Gönül istiyor ki, biz yapalım veya bizim gibi Risale-i Nur gönüllüsü insanlar bu işi yapsın. Onlara nasip olsun. Olmaz ise Cenab-ı Allah bu hizmeti mutlaka birilerine yaptıracaktır.
Bu haberler yayıldıktan sonra cılız da olsa bazı menfi tepkiler de aldık. Mesela bazı kardeşlerimiz biraz da özgüvenlerinin fazla olmasından dolayı “BM’ye de ne oluyor” gibisinden “biz varken onlar da kim oluyor” edasıyla, “Risale-i Nurun BM’ye ihtiyacı yok” gibi tepkiler de olmadı değil. Hatta daha ileri gidenler de oldu. Her meselede olduğu gibi bunda da komplo teorisi üretenler oldu. Ama dediğim gibi bunlar çok cılız tepkilerdi. Özellikle Nur Talebelerinden gelen tepkilerin kahir ekseriyeti çok müspetti, gözyaşları ile ağlayarak karşıladılar.
Bu konuda bildiğiniz somut bir çalışma var mı?
Öncelikle şunu ifade edeyim ki, Nur Talebeleri önce şok geçirdiler. Kısa bir dönem kendilerine gelemediler. “Ne oluyoruz” diye… Ama daha sonra şunu diyorlar “biz ne yapabiliriz, bu konuda ne tür çalışmalar yapabiliriz” diye soruyorlar. Biz de biraz önce verdiğimiz bilgileri kendilerine veriyoruz. Öncelikle o tür STK’ları kurmaları ve birlikte müracaat etmeleri gerektiğini kendilerine söylüyoruz.
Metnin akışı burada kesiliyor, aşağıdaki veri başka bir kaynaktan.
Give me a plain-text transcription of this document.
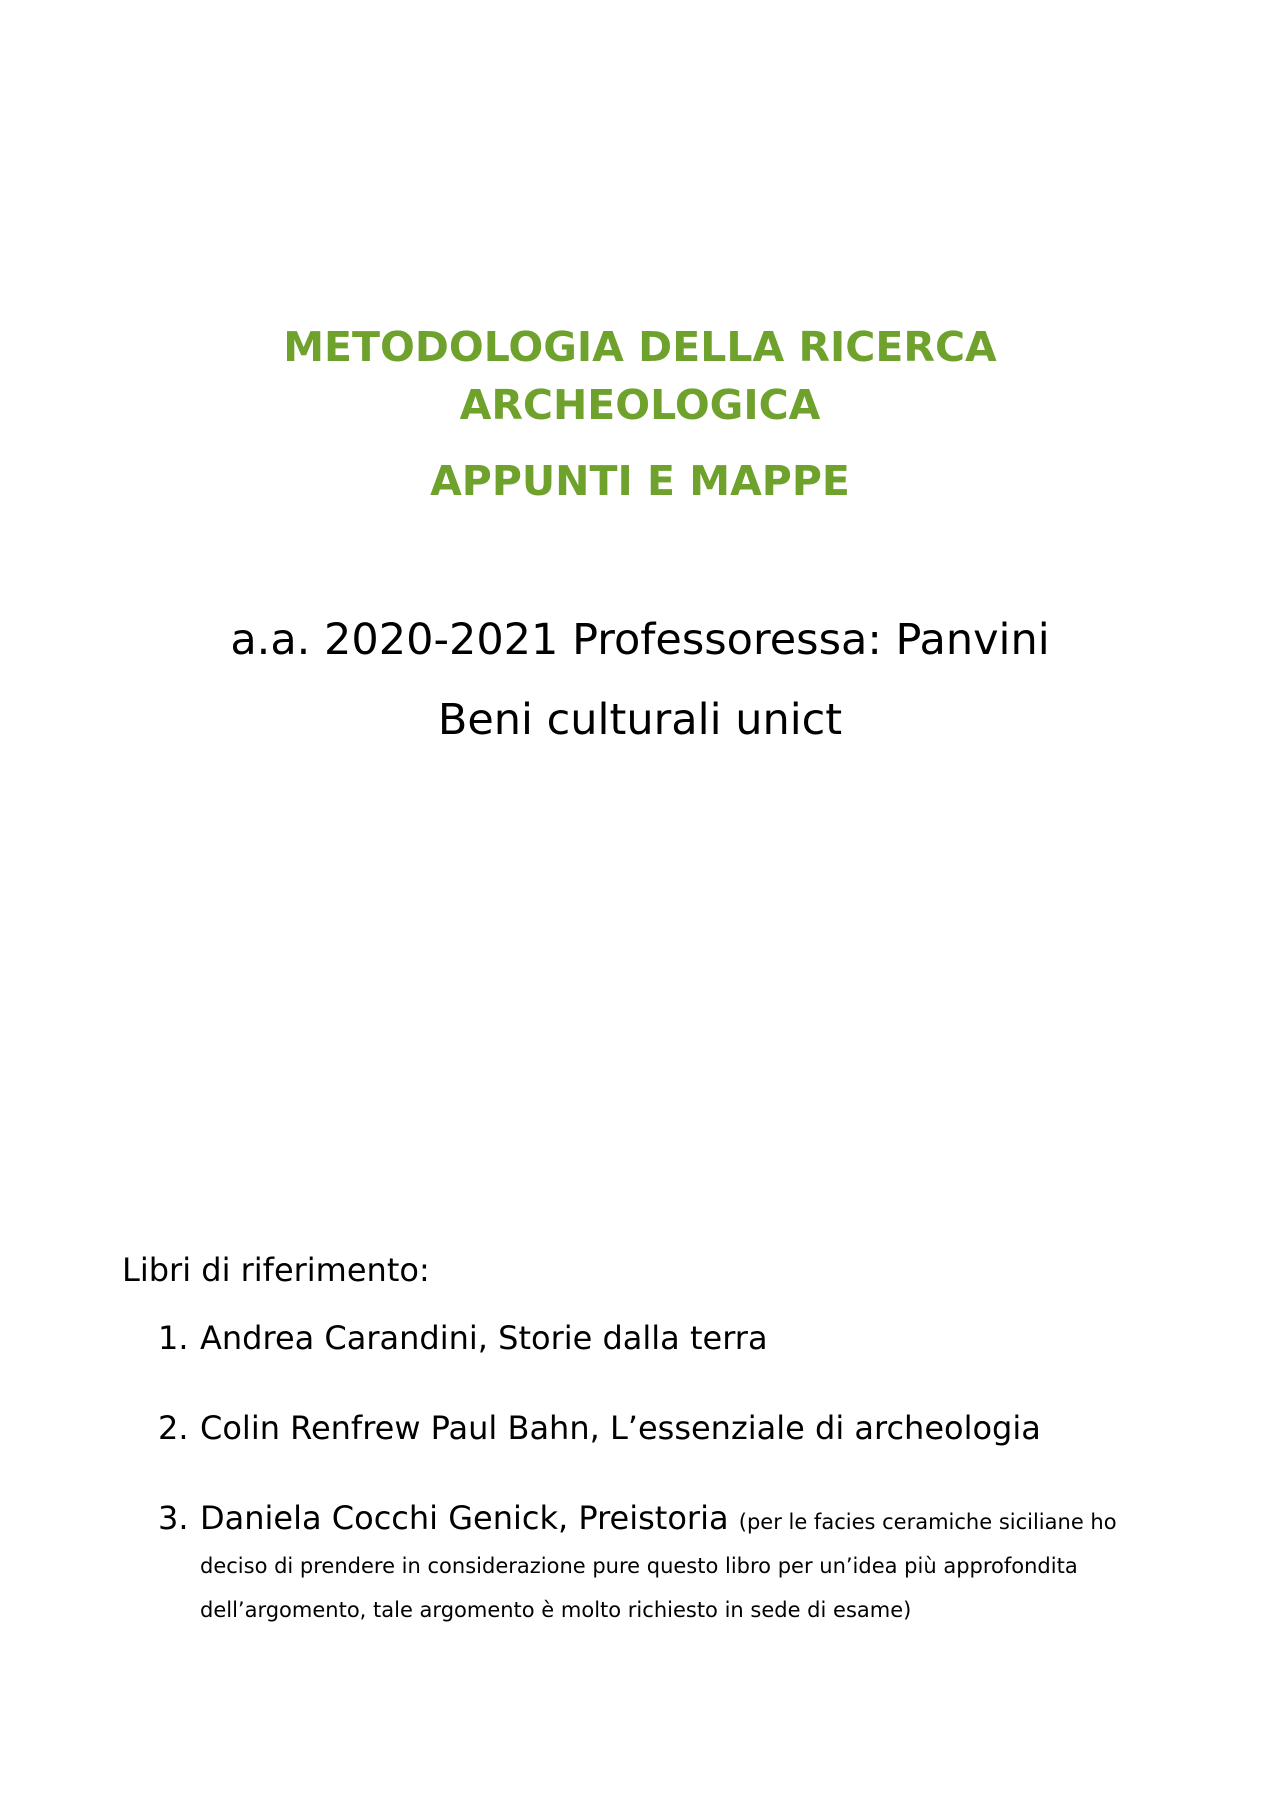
METODOLOGIA DELLA RICERCA

ARCHEOLOGICA

APPUNTI E MAPPE

a.a. 2020-2021 Professoressa: Panvini

Beni culturali unict

Libri di riferimento:

1. Andrea Carandini, Storie dalla terra
2. Colin Renfrew Paul Bahn, L’essenziale di archeologia
3. Daniela Cocchi Genick, Preistoria (per le facies ceramiche siciliane ho deciso di prendere in considerazione pure questo libro per un’idea più approfondita dell’argomento, tale argomento è molto richiesto in sede di esame)
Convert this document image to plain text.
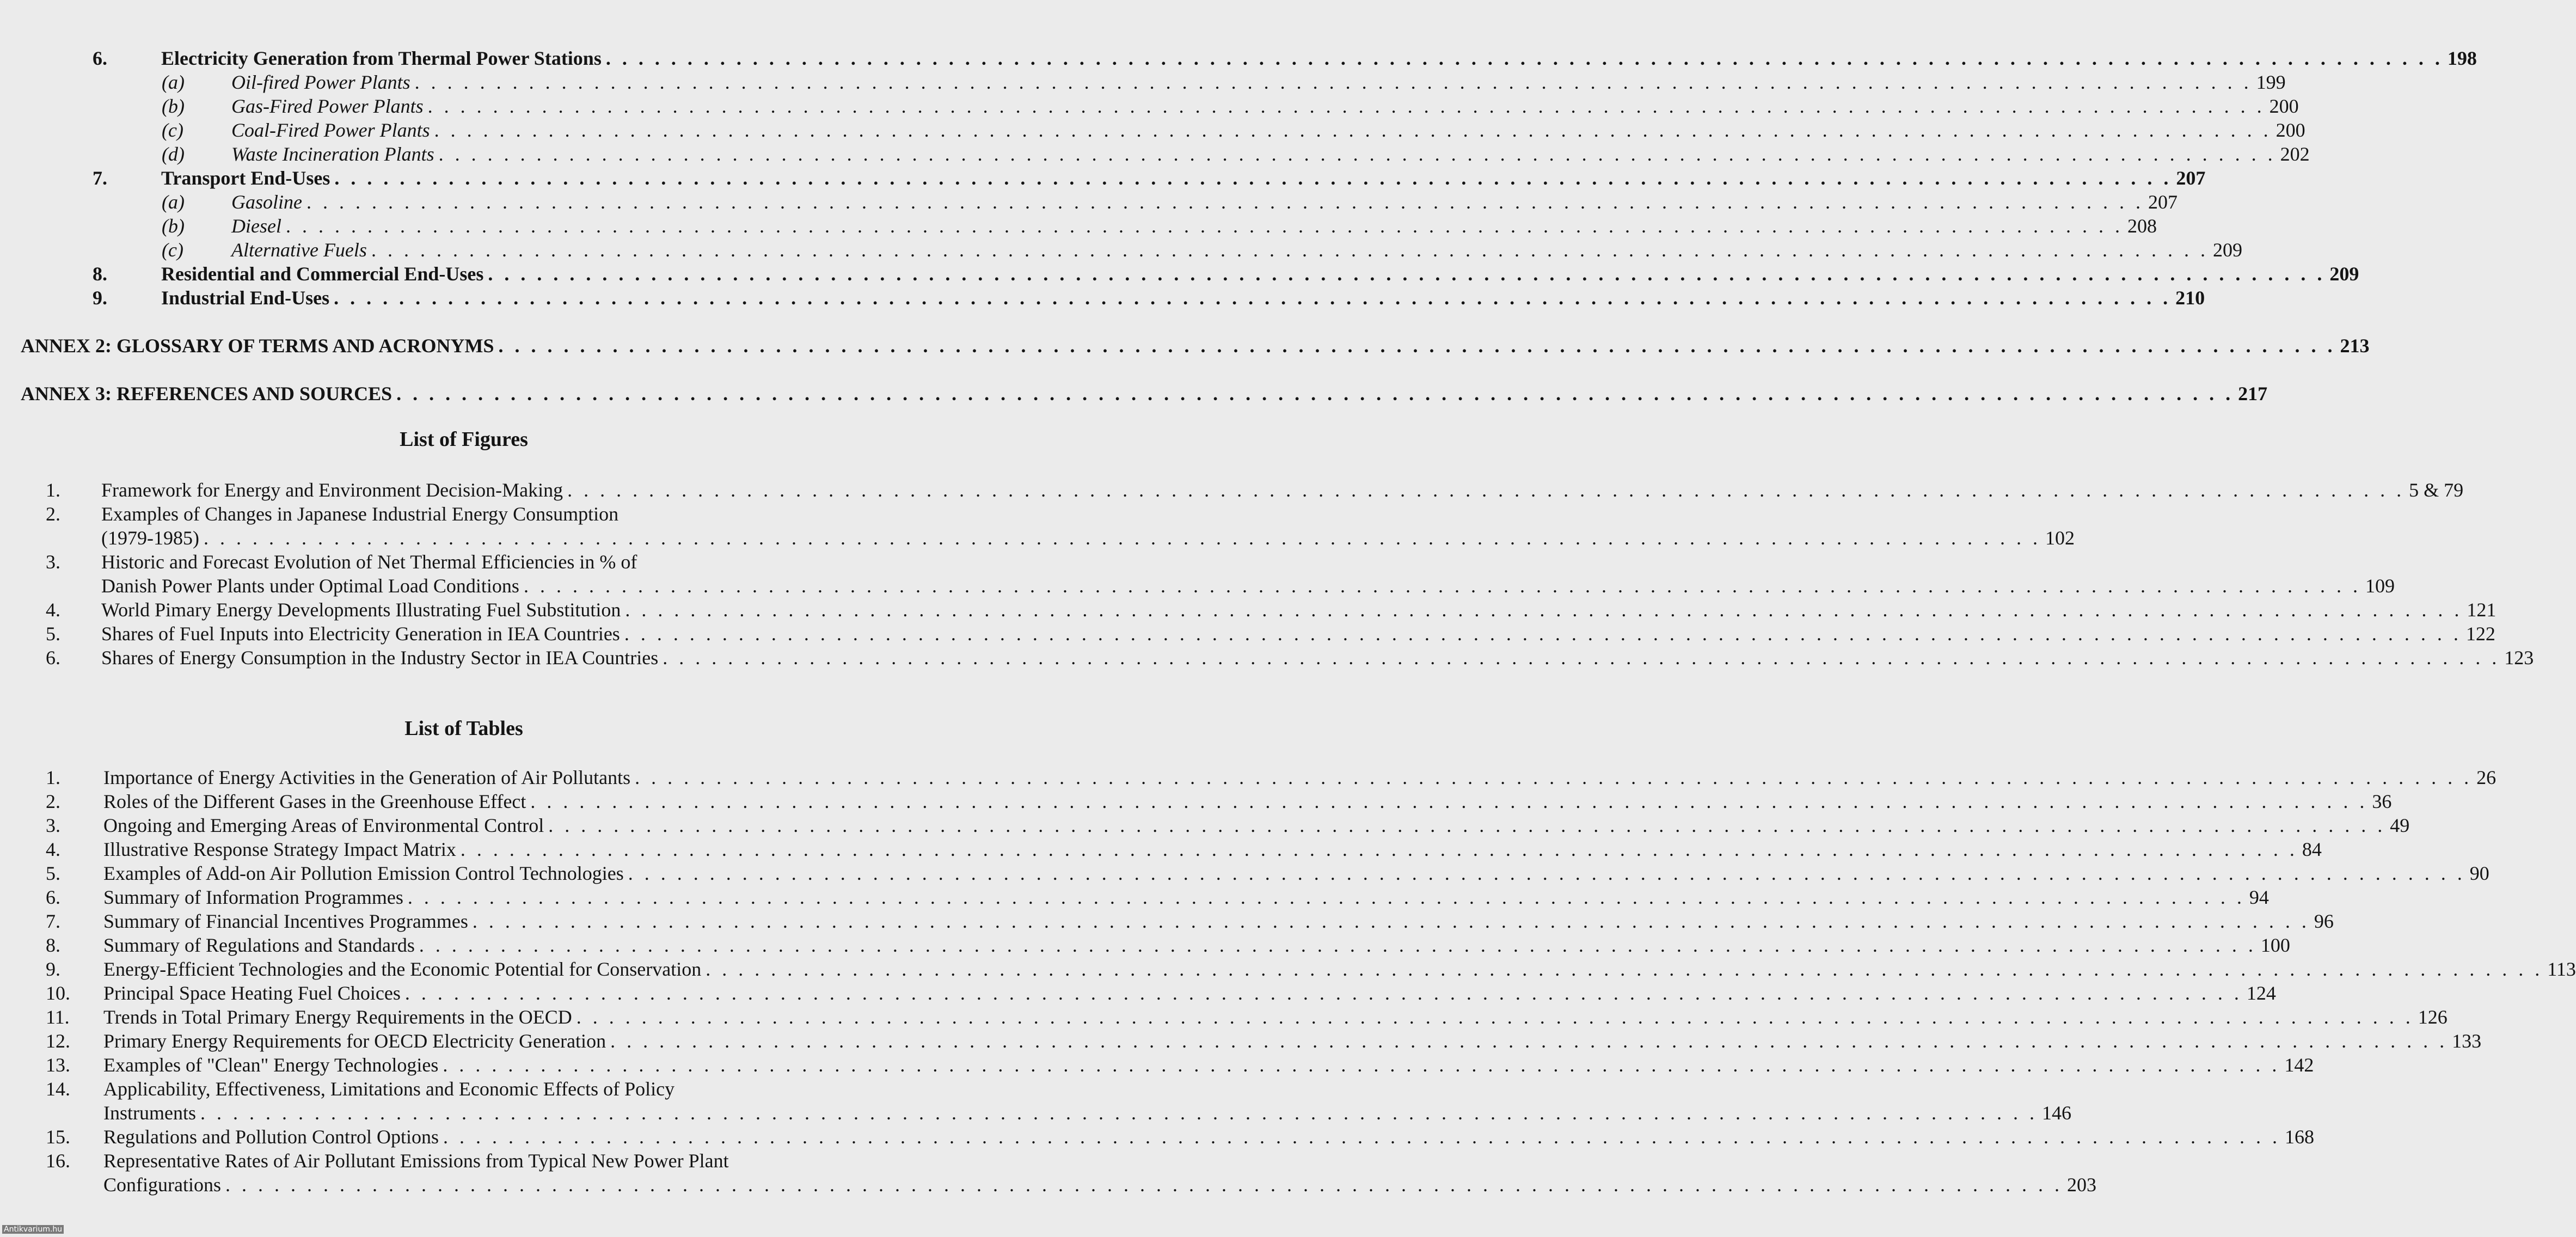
6.	Electricity Generation from Thermal Power Stations . . .	198
(a)	Oil-fired Power Plants . . .	199
(b)	Gas-Fired Power Plants . . .	200
(c)	Coal-Fired Power Plants . . .	200
(d)	Waste Incineration Plants . . .	202
7.	Transport End-Uses . . .	207
(a)	Gasoline . . .	207
(b)	Diesel . . .	208
(c)	Alternative Fuels . . .	209
8.	Residential and Commercial End-Uses . . .	209
9.	Industrial End-Uses . . .	210
ANNEX 2: GLOSSARY OF TERMS AND ACRONYMS . . .	213
ANNEX 3: REFERENCES AND SOURCES . . .	217
List of Figures
1.	Framework for Energy and Environment Decision-Making . . .	5 & 79
2.	Examples of Changes in Japanese Industrial Energy Consumption
(1979-1985) . . .	102
3.	Historic and Forecast Evolution of Net Thermal Efficiencies in % of
Danish Power Plants under Optimal Load Conditions . . .	109
4.	World Pimary Energy Developments Illustrating Fuel Substitution . . .	121
5.	Shares of Fuel Inputs into Electricity Generation in IEA Countries . . .	122
6.	Shares of Energy Consumption in the Industry Sector in IEA Countries . . .	123
List of Tables
1.	Importance of Energy Activities in the Generation of Air Pollutants . . .	26
2.	Roles of the Different Gases in the Greenhouse Effect . . .	36
3.	Ongoing and Emerging Areas of Environmental Control . . .	49
4.	Illustrative Response Strategy Impact Matrix . . .	84
5.	Examples of Add-on Air Pollution Emission Control Technologies . . .	90
6.	Summary of Information Programmes . . .	94
7.	Summary of Financial Incentives Programmes . . .	96
8.	Summary of Regulations and Standards . . .	100
9.	Energy-Efficient Technologies and the Economic Potential for Conservation . . .	113
10.	Principal Space Heating Fuel Choices . . .	124
11.	Trends in Total Primary Energy Requirements in the OECD . . .	126
12.	Primary Energy Requirements for OECD Electricity Generation . . .	133
13.	Examples of "Clean" Energy Technologies . . .	142
14.	Applicability, Effectiveness, Limitations and Economic Effects of Policy
Instruments . . .	146
15.	Regulations and Pollution Control Options . . .	168
16.	Representative Rates of Air Pollutant Emissions from Typical New Power Plant
Configurations . . .	203
Antikvarium.hu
Güzel gelişmeler oluyor. En azıdan ciddi bir hareketlenme var.
Diyelim ki, 2015 yılına kadar bu eksiklikler giderildi ve müracaat edildi, arksından gerçekten kabul gördü ve 2015 Bediüzzaman Yılı ilan edildi. Ondan sonra neler yapılıyor. Yani BM bu konuda ne gibi faaliyetler de bulunuyor?
Biliyorsunuz bunun bir örneği daha önce yaşandı. 2007 Mevlana Yılı ilan edilmişti. Ne yapılıyor? Öncelikle o zatın tüm eserleri, varsa var zaten yoksa bütün dünya dillerine tercüme ediliyor. Ve tercüme edilen bu eserlerin tanıtım CD’leri hazırlanarak tanıtımı yapılıyor. Yani bir yıl boyunca onunla ilgili her platformda tanıtımı yapılıyor. Onun insanlığa ettiği hizmetler anlatılıyor vs.
Filipinler’den geldikten sonra sanırım bir Suudi Arabistan ziyaretiniz oldu. Umre ziyareti. Biraz da Suudi seyahatinizden bahseder misiniz? Mekke’de Risale-i Nur medresesi yapılıyordu ne aşamada?
Oraya gittiğimizde şunu müşahede ettik. Suudi’deki kardeşlerimiz de bu haberi okumuşlardı. Onlar da ilk duyduklarında bir yarı şok geçirmişlerdi. Ama daha sonra onlar da bu meseleye hak veriyorlardı. “Bediüzzaman gibi bir bahr-i umman zatın tanıtımını yapsa yapsa ancak BM gibi bir kuruluş yapabilir” diyorlardı. “Demek ki, biz Nur Talebeleri bu tanıtım meselesinde zayıf kaldık, cılız kaldık ki, Rabbimiz bunu böyle bir yolla tanıtacak” diye de kanaatlerini bildiriyorlardı.
Mekke deki Risale-i Nur dershanesi tamamlanma aşamasına geldi. Bir aya kadar açılışını yapacağız. Üç katlı bir bina, çok da güzel bir bina… Cennet-ül Muallanın yanında, Medine’de zaten daha önce yapılmıştı. Oradaki de dört katlı bir bina. Ayrıca Taif’te var. Riyad’da var. Buralarda dershaneler var. Ve Risale-i Nur hizmetleri devam ediyor.
Arabistan’da hizmetler iki koldan yürüyor. Biri Arapların kendi aralarında yaptığı dersler var, bir de Türklerin kendi aralarında yaptığı dersler var. Bir de karışık dersler var. Bizim Arap kardeşlerimiz de gelip Türkçe okunan dersi zevkle dinliyorlar.